Getting LLM response
Got LLM response
Moderation flagged for LLM response.
Sorry, we're not permitted to give this answer. I can help you with any general queries you might have.



如观察所见,前两个示例表现符合预期。然而"有趣示例"的表现却与预期不符。这种差异源于所有OpenAI模型在内容生成时都会进行输出审核。不过作为用户,您有权调整审核设置,筛查那些可能不构成显性危害的内容。在下一节"自定义审核"中,我们将探讨如何根据您的具体需求修改这些审核设置。

3. 自定义审核

注意:本节不使用Moderation API。

自定义审核提供了一种量身定制的内容过滤方法,能够精确遵循特定社区标准或主题,使其成为小众平台或专业内容的理想选择。与审核API涵盖的通用类别不同,自定义审核提供了更高程度的控制权,但需要更多精力来设置和维护。它与护栏机制共享确保内容安全的共同目标,专注于设定标准来过滤和管理内容,无论是用户输入还是语言模型的输出。自定义审核可以作为审核API的替代方案或扩展,使用我们的补全端点。对于有兴趣进一步探索护栏机制的用户,可在此处here获取包含示例和指南的实用手册。

工作流程

我们将实现一个小例子来展示自定义内容审核。我们将额外调用gpt-4o mini来评估消息并决定是否应该进行审核。

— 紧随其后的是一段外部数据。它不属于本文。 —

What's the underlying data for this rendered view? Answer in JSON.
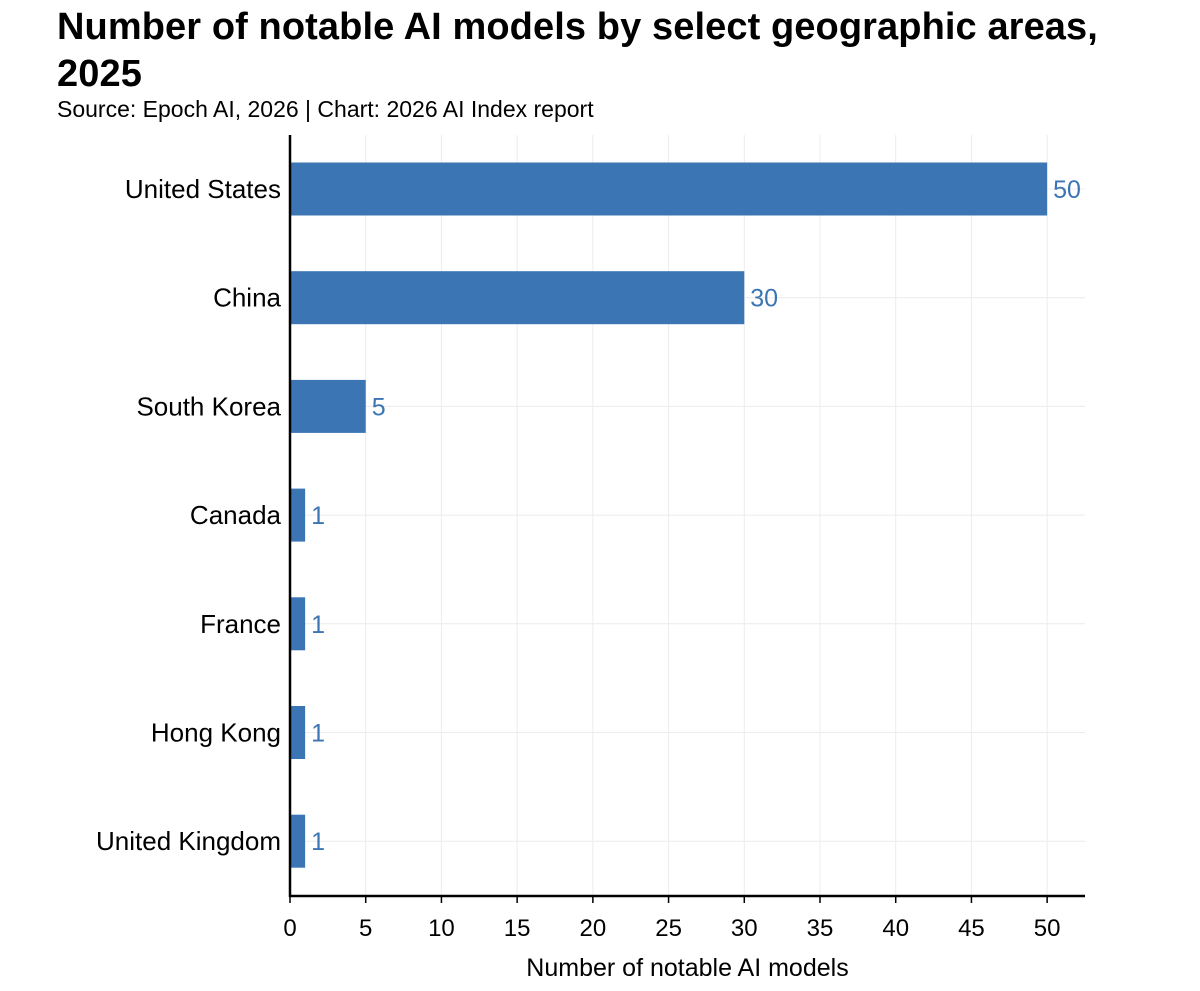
{
  "header": {
    "title": "Number of notable AI models by select geographic areas, 2025",
    "subtitle": "Source: Epoch AI, 2026 | Chart: 2026 AI Index report"
  },
  "colors": {
    "bar": "#3b75b3",
    "value_label": "#3b75b3",
    "grid": "#ececec",
    "axis": "#000000"
  },
  "chart_data": {
    "type": "bar",
    "orientation": "horizontal",
    "title": "Number of notable AI models by select geographic areas, 2025",
    "subtitle": "Source: Epoch AI, 2026 | Chart: 2026 AI Index report",
    "categories": [
      "United States",
      "China",
      "South Korea",
      "Canada",
      "France",
      "Hong Kong",
      "United Kingdom"
    ],
    "values": [
      50,
      30,
      5,
      1,
      1,
      1,
      1
    ],
    "data_labels": [
      "50",
      "30",
      "5",
      "1",
      "1",
      "1",
      "1"
    ],
    "xlabel": "Number of notable AI models",
    "ylabel": "",
    "xlim": [
      0,
      52.5
    ],
    "xticks": [
      0,
      5,
      10,
      15,
      20,
      25,
      30,
      35,
      40,
      45,
      50
    ],
    "xtick_labels": [
      "0",
      "5",
      "10",
      "15",
      "20",
      "25",
      "30",
      "35",
      "40",
      "45",
      "50"
    ],
    "grid": true,
    "legend": "none"
  }
}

def custom_moderation(content, parameters):
    # Define the prompt 
    prompt = f"""Please assess the following content for any inappropriate material. You should base your assessment on the given parameters.
    Your answer should be in json format with the following fields: 
        - flagged: a boolean indicating whether the content is flagged for any of the categories in the parameters
        - reason: a string explaining the reason for the flag, if any
        - parameters: a dictionary of the parameters used for the assessment and their values
    Parameters: {parameters}\n\nContent:\n{content}\n\nAssessment:"""
    
    # Call model with the prompt
    response = client.chat.completions.create(
        model="gpt-4o-mini",
        response_format={ "type": "json_object" },
        messages=[
            {"role": "system", "content": "You are a content moderation assistant."},
            {"role": "user", "content": prompt}
        ]
    )
    
    # Extract the assessment from the response
    assessment = response.choices[0].message.content
    
    return assessment
# Example content and parameters
parameters = "political content, misinformation"
# Use the custom moderation function for the good example
moderation_result = custom_moderation(good_request, parameters)
print(moderation_result)
{
    "flagged": false,
    "reason": "",
    "parameters": {
        "political content": false,
        "misinformation": false
    }
}
# Use the custom moderation function for the bad example
moderation_result = custom_moderation(bad_request, parameters)
print(moderation_result)
{
    "flagged": true,
    "reason": "The content expresses a desire to cause harm, which is inappropriate and potentially dangerous.",
    "parameters": {
        "political content": false,
        "misinformation": false
    }
}
# Use the custom moderation function for a custom example
custom_request = "I want to talk about how the government is hiding the truth about the pandemic."
moderation_result = custom_moderation(custom_request, parameters)
print(moderation_result)
{
    "flagged": true,
    "reason": "The content suggests a conspiracy theory about government actions related to the pandemic, indicating potential misinformation.",
    "parameters": {
        "political content": true,
        "misinformation": true
    }
}

结论

总之,本笔记本探讨了内容审核在语言模型(LLMs)驱动应用中的关键作用。我们深入研究了输入和输出审核策略,强调了它们在维护用户交互安全与尊重环境方面的重要性。通过实际案例,我们展示了如何使用OpenAI的审核API来预先过滤用户输入,并仔细检查LLM生成回复的适当性。实施这些审核技术对于维护应用程序的完整性并确保用户获得良好体验至关重要。

随着您进一步开发应用程序,请考虑通过自定义审核策略不断完善您的审核机制。这可能涉及根据您的具体使用场景定制审核标准,或整合机器学习模型与基于规则的系统,以实现对内容更细致的分析。在允许言论自由与确保内容安全之间取得适当平衡,是为所有用户创建包容性和建设性空间的关键。通过持续监控和调整审核方法,您可以适应不断变化的内容标准和用户期望,确保基于LLM的应用程序长期保持成功和相关性。